August 17, 2005

Andrew Sullivan on America's vs. Britain's morals

In the London Times, Sullivan tries his hand at a topic I took on earlier this year in "How Much Ruin In A Nation? UK vs US White Working Class." His is called:

"It's a wonderful life: American society has rescued itself from what seemed to be terminal decline caused by family breakdown. Andrew Sullivan sees a lesson here for Britain."

Sullivan's article represents his usual frustrating combination of perceptiveness undermined by Sully's bulletproof self-absorption (which I outlined in detail in "Sullivan's Travails"). As a gay hedonist, Sullivan is particularly ill-suited to understand the American moral revival, so he makes a number of obvious errors that hurt his sensible points.

For example, his analysis of why social trends have improved in America gets off on totally the wrong foot:

The first thing to point out is that there was never a grand government-organised “war on anti-social behaviour”. Nannying people into being better stewards of their own lives appealed to do-gooding lefties and censorious righties but failed to have much effect. What did help was government getting out of the way when it wasn’t needed and becoming much more adept when it was...

"The most obvious explanation is the somewhat obvious one: people didn’t like living in hellish environments. If they have enough freedom to do something about it, they will. Take the crack epidemic. Crack cocaine was and is ferociously addictive, and in a matter of a few years in the late 1980s and early 1990s it was clearly destroying lives, neighbourhoods and families. Now it’s a fraction of its former power. Informal social pressure simply forced it away."

What in the world is "informal" about the vast increase in imprisonment that helped bring down the American crime rate? Look at the blue line on this graph:

We've more than quadrupled the imprisonment rate since 1975. As Jack Strocchi points out, locking a couple of million bad people up is being a super-nanny.

Clearly, another crucial reason why working class whites in America are now more law-obeying and sober than in Britain is the dynamism of fundamentalist Protestantism in America, but Andrew is reluctant to admit that:

Does America’s religious revival have something to do with it?
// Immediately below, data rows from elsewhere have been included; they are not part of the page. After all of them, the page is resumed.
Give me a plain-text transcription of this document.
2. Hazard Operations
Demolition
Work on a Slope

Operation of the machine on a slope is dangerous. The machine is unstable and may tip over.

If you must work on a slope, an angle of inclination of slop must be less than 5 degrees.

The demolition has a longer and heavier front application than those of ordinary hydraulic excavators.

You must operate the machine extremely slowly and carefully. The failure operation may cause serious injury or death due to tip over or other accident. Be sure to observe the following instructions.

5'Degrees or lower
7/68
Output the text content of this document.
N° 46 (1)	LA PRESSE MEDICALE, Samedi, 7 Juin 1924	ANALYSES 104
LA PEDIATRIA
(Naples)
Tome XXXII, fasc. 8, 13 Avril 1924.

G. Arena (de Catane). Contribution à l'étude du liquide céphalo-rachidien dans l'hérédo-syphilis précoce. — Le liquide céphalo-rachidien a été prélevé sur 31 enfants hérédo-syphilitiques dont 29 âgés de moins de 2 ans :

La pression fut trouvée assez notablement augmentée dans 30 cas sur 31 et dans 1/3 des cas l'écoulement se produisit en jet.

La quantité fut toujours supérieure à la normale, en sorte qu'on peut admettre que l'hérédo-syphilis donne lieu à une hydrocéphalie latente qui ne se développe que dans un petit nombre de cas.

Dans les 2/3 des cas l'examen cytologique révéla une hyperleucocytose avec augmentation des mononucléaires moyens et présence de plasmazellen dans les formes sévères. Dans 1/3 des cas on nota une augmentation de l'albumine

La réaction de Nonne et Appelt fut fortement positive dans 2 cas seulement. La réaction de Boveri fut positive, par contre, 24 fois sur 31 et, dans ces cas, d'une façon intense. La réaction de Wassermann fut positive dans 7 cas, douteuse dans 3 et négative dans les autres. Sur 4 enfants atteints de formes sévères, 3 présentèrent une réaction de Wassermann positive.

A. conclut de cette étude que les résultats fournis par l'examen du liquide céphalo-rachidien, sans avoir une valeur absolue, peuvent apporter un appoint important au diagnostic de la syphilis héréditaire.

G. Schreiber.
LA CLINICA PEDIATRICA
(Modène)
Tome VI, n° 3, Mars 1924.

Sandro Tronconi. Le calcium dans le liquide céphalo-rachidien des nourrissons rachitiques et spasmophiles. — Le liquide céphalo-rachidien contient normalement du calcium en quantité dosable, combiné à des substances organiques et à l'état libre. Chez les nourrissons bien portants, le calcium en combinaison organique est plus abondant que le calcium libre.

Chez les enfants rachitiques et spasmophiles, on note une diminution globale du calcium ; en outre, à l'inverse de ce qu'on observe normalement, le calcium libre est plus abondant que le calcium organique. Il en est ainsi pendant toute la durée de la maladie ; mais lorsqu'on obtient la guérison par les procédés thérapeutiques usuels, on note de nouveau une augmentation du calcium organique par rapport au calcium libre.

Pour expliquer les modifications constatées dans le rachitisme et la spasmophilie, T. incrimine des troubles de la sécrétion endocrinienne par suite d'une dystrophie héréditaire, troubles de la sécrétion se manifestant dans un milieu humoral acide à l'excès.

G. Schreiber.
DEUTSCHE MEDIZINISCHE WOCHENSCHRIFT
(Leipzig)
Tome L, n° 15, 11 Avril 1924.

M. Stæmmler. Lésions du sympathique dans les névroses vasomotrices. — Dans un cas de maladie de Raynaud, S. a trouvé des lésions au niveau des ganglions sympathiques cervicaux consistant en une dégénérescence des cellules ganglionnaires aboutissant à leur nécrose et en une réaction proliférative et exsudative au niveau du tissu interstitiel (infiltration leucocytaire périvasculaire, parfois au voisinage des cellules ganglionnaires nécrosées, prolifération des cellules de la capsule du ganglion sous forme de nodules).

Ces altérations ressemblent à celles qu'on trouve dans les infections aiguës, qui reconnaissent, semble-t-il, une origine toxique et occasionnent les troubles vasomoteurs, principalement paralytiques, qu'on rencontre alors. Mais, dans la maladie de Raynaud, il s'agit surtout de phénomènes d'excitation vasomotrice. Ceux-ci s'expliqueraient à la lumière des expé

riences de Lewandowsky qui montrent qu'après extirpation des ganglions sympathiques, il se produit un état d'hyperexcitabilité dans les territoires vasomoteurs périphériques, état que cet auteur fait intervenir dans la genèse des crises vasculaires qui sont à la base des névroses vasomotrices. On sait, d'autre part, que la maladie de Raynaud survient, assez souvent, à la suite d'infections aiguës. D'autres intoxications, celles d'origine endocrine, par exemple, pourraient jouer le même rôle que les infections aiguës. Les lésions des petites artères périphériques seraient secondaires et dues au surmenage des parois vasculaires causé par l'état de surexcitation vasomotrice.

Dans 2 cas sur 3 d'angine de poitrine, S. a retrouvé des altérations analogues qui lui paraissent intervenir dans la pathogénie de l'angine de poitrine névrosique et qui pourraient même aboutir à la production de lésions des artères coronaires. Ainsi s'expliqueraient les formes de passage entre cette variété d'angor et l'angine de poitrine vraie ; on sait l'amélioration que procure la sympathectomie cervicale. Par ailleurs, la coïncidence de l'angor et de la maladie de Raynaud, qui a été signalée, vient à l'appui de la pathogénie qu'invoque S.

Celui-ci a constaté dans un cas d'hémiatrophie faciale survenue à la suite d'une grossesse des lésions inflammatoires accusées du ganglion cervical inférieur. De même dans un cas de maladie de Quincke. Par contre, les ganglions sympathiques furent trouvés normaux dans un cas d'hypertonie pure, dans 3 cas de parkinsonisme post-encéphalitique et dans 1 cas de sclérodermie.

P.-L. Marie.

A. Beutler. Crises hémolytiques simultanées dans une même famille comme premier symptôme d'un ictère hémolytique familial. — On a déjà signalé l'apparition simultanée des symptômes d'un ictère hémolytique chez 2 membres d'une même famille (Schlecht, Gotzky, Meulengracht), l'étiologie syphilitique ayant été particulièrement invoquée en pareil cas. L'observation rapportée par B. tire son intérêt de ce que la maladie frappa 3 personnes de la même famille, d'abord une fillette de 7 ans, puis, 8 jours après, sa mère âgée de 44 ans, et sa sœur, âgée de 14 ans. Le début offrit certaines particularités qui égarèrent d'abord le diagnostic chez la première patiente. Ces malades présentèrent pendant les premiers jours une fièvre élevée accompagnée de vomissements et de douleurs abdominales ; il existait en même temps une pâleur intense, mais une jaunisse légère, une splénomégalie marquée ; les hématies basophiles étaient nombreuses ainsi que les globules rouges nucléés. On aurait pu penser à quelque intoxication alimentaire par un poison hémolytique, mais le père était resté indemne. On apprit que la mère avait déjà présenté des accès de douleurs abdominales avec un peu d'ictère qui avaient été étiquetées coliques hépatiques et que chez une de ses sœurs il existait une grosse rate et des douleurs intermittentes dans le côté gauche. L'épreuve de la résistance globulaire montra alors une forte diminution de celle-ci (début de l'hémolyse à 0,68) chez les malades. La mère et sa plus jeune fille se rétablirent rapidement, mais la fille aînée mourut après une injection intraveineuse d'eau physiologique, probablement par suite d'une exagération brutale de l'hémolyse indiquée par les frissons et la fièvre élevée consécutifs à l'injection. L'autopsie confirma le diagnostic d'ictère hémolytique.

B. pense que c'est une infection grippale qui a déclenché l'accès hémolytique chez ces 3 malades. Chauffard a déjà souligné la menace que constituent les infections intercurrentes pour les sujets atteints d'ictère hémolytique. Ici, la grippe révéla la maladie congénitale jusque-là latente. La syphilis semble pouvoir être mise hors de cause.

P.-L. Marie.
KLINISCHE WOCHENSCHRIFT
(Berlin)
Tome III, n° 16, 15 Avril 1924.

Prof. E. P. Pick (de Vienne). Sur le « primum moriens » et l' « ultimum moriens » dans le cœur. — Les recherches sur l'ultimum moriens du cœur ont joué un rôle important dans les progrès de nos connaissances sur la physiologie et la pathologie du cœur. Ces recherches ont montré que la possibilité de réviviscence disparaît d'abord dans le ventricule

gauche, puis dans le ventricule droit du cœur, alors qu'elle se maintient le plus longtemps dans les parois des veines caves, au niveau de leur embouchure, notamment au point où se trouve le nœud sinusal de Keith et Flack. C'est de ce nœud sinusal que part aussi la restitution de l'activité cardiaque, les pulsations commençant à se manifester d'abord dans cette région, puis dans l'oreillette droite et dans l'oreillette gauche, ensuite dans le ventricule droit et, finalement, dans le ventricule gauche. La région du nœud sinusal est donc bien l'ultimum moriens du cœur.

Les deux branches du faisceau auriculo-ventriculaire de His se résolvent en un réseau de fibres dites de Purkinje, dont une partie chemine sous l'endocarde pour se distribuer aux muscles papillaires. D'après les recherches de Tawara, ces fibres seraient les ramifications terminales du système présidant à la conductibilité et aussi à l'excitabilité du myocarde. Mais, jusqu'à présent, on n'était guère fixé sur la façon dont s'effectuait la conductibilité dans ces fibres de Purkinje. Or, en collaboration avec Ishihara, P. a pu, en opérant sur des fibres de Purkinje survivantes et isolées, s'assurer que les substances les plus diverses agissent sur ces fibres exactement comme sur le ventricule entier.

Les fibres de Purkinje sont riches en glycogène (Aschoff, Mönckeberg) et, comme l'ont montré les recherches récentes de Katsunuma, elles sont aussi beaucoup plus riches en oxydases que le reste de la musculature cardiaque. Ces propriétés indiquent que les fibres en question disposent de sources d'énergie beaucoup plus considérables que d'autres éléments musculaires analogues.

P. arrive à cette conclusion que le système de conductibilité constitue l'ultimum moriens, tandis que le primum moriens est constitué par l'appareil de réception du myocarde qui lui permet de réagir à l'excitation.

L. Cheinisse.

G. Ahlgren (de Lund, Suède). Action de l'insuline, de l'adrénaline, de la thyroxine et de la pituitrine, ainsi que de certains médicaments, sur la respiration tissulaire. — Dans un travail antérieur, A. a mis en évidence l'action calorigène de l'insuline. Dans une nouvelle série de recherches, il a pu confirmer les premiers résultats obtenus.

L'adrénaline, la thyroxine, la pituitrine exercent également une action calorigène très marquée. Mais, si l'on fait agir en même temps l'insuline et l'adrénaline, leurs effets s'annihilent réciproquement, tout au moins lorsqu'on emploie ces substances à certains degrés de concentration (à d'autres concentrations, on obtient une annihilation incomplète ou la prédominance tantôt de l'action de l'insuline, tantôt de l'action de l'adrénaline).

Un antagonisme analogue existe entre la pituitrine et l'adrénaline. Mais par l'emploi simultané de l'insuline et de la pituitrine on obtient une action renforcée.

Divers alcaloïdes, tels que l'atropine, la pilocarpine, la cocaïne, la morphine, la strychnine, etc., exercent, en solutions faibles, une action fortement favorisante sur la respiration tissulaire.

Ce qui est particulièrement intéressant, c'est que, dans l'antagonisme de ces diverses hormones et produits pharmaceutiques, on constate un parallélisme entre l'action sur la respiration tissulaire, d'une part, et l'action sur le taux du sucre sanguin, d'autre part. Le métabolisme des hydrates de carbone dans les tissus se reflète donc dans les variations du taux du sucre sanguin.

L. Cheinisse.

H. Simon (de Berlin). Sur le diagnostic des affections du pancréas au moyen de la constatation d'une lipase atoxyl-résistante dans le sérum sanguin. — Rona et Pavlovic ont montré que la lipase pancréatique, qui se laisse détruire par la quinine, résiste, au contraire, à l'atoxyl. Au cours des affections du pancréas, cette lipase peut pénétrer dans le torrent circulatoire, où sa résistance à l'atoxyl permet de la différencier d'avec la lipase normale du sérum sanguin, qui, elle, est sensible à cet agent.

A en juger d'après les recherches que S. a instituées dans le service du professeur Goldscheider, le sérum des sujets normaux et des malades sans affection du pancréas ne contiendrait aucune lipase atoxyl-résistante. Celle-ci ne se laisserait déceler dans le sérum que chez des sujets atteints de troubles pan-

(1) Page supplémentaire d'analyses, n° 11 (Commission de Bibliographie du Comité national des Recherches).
It would be nice to think so; and the critical lubricant for a healthy society — mutual trust, honesty, good neighbourliness — have rarely thrived without some religious context.

But the centre of the fundamentalist and evangelical Christian rebirth of the past 30 tears — the Bible Belt south — witnessed no greater progress than more secular areas;

Actually, the South has progressed tremendously over the decades. For example, the Christian Science Monitor recently reported:

Americans cheered the latest release of the test called "the nation's report card," which showed marked long-term gains in math and reading for elementary and junior high students. But the loudest applause is due for the South, as it turns out. Largely missed in the initial hoopla was a startling fact:

Much of the national progress reported for 9- and 13-year-olds was driven by gains in the South. For example, while 9-year-olds in the Northeast gained 10 points in reading achievement (the equivalent of a grade level) over the past 30 years, the South gained 24, according to the National Center for Education Statistics (NCES). While reading scores for 13-year-olds barely budged in most of the United States, the South gained 12 points, more than a grade level.

Andrews blunders on:

and the whole region still has higher levels of crime, abortion, divorce, illegitimacy than much of the rest of the country.

That's mostly because the South has a lot more blacks than the rest of the country, who are much more prone to a variety of social ills. What is methodologically correct is to make black-to-black and white-to-white comparisons.

Blacks, it turns out, are more law-abiding in the South than in the North, being imprisoned only about six times more often than whites in the South compared to nine times more often than whites nationally.

Among whites, the South is a more blue collar region than the parts of the country Andrew prefers. The most instructive comparison for his purposes is the American South versus the working class north of England -- such as Birmingham, Manchester, Liverpool, Leeds, etc. -- where the white population has been descending into drunkenness and thievery, while the white population of the American South has closed much of the gap between itself Northern whites that was once quite wide.

Andrew cites one of his favorite misleading statistics:

Liberal Massachusetts — where gays, for example, can get legally married — has the lowest divorce rate in the country.

But that's because Massachusetts residents don't get married in the first place until they are so old and wrinkly that nobody wants to commit adultery with them. Seriously, a much more comprehensive and informative measure is the one I invented: Years Married. Among 18-44 year old white women, Massachusetts is last among the 50 states with an average of only 12.2 years married out of the 27 years possible. In contrast, most Southern states are up in the 15-16 years married range.

Unsurprisingly, Andrew passes on Steven Levitt's theory:

"Even higher abortion rates in the 1970s might have contributed in some way to lower crime in the 1990s, when those otherwise unwanted children would have emerged into their post-adolescent, most crime-laden years. Because they had been aborted, those people simply didn’t exist."

But the peak years for serious violent crime by youths under 18 were 1993-94, all of whom were conceived after Roe v. Wade.

(When I pointed this out to Andrew, he noted that he said "might have," which I suppose makes him less credulous than 98% of the commentators on the Freakonomics theory.)